Now that we've screwed the pooch on squelching COVID-19, and we'll likely have to get annual COVID shots with our flu shots from now until who knows when, the discussions will be different.
Maybe next year there will be periods of time and places where masks are less necessary, but until more vaccine skeptics go get shots, it could be a while before it's truly safe to go to many places around this country, which are likely to keep seeing the "pandemic of the unvaccinated" arrive in waves, over and over.
Oral pills that tamp down COVID if you get it will help, and maybe once we have those this will be less scary, and masks can come off, and the protests can stop. But if we have another public health crisis in the not-too-distant future, I can promise you that the denials and the rejection of public health advice will happen even quicker, and perhaps with disastrous effect.

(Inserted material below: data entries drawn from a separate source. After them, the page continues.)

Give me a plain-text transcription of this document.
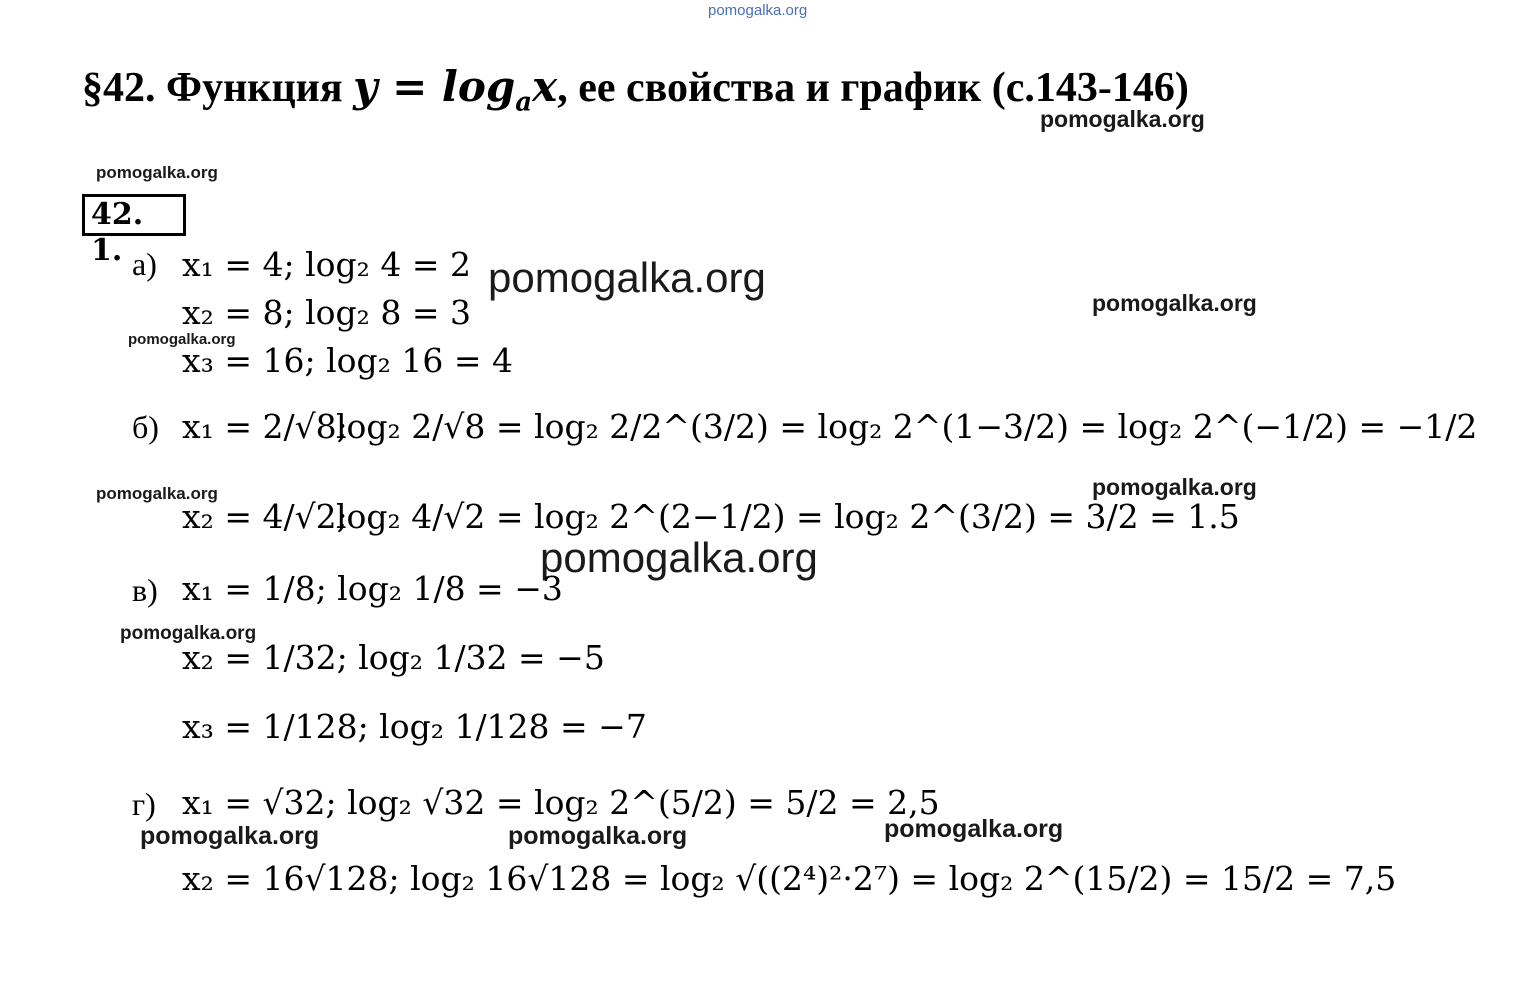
pomogalka.org
pomogalka.org
pomogalka.org
pomogalka.org
pomogalka.org
pomogalka.org
pomogalka.org	pomogalka.org
pomogalka.org
pomogalka.org
pomogalka.org	pomogalka.org	pomogalka.org
§42. Функция $y = \log_ax$, ее свойства и график (с.143-146)
42. 1. а)
б)
в)
г)
x₁ = 4; log₂ 4 = 2
x₂ = 8; log₂ 8 = 3
x₃ = 16; log₂ 16 = 4
x₁ = 2/√8;
log₂ 2/√8 = log₂ 2/2^(3/2) = log₂ 2^(1−3/2) = log₂ 2^(−1/2) = −1/2
x₂ = 4/√2;
log₂ 4/√2 = log₂ 2^(2−1/2) = log₂ 2^(3/2) = 3/2 = 1.5
x₁ = 1/8; log₂ 1/8 = −3
x₂ = 1/32; log₂ 1/32 = −5
x₃ = 1/128; log₂ 1/128 = −7
x₁ = √32; log₂ √32 = log₂ 2^(5/2) = 5/2 = 2,5
x₂ = 16√128; log₂ 16√128 = log₂ √((2⁴)²·2⁷) = log₂ 2^(15/2) = 15/2 = 7,5
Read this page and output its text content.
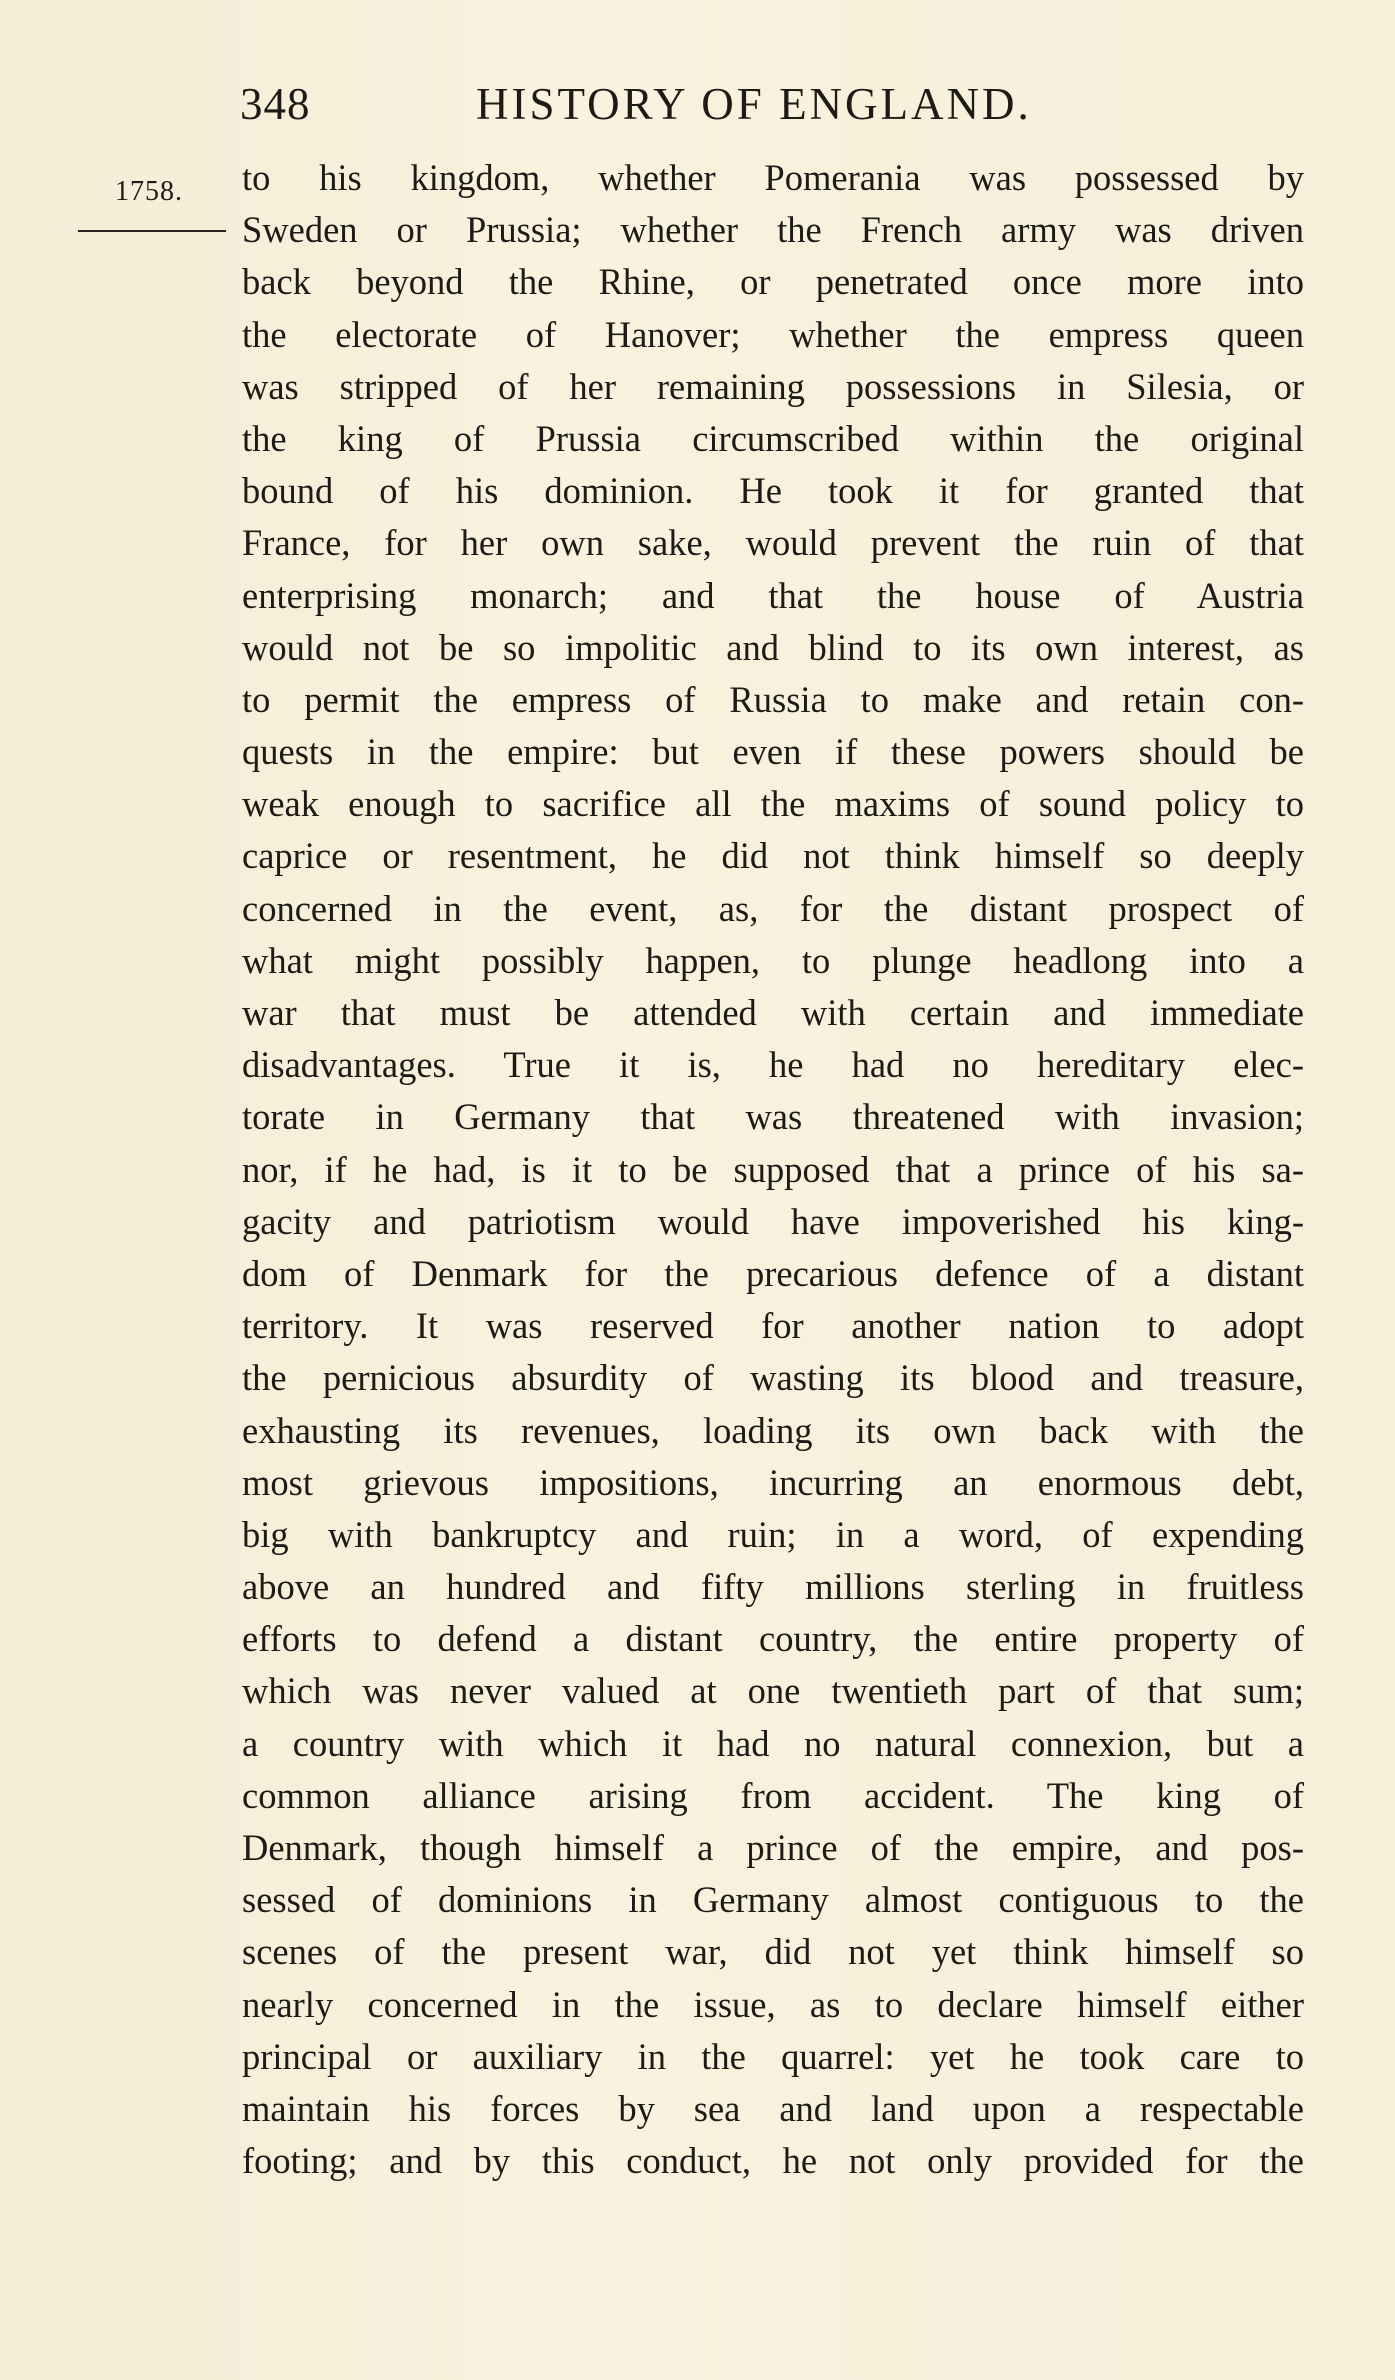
348	HISTORY OF ENGLAND.
1758. to his kingdom, whether Pomerania was possessed by
Sweden or Prussia; whether the French army was driven
back beyond the Rhine, or penetrated once more into
the electorate of Hanover; whether the empress queen
was stripped of her remaining possessions in Silesia, or
the king of Prussia circumscribed within the original
bound of his dominion. He took it for granted that
France, for her own sake, would prevent the ruin of that
enterprising monarch; and that the house of Austria
would not be so impolitic and blind to its own interest, as
to permit the empress of Russia to make and retain con-
quests in the empire: but even if these powers should be
weak enough to sacrifice all the maxims of sound policy to
caprice or resentment, he did not think himself so deeply
concerned in the event, as, for the distant prospect of
what might possibly happen, to plunge headlong into a
war that must be attended with certain and immediate
disadvantages. True it is, he had no hereditary elec-
torate in Germany that was threatened with invasion;
nor, if he had, is it to be supposed that a prince of his sa-
gacity and patriotism would have impoverished his king-
dom of Denmark for the precarious defence of a distant
territory. It was reserved for another nation to adopt
the pernicious absurdity of wasting its blood and treasure,
exhausting its revenues, loading its own back with the
most grievous impositions, incurring an enormous debt,
big with bankruptcy and ruin; in a word, of expending
above an hundred and fifty millions sterling in fruitless
efforts to defend a distant country, the entire property of
which was never valued at one twentieth part of that sum;
a country with which it had no natural connexion, but a
common alliance arising from accident. The king of
Denmark, though himself a prince of the empire, and pos-
sessed of dominions in Germany almost contiguous to the
scenes of the present war, did not yet think himself so
nearly concerned in the issue, as to declare himself either
principal or auxiliary in the quarrel: yet he took care to
maintain his forces by sea and land upon a respectable
footing; and by this conduct, he not only provided for the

There was talk earlier this year about how Europe was going to get through the vaccination process better than America would because there's more of a sense of collective duty there — because WWII and blah blah. But European countries have had their own fuckups with the vaccine rollout and their own large pockets of anti-vaxxers so they're having a horrible new wave of the virus now, especially in Germany. So maybe their sense of collective duty is already disappearing with the generation that this pandemic is killing off in droves.
Does it take a war or a terrorist attack to give Americans a sense of collective duty? Or is it all just conflated with nationalistic, supremacist bullshit now, and the only thing most Americans can agree on is that they should never be told by the government to do anything. No matter what. Even in a war, or a pandemic.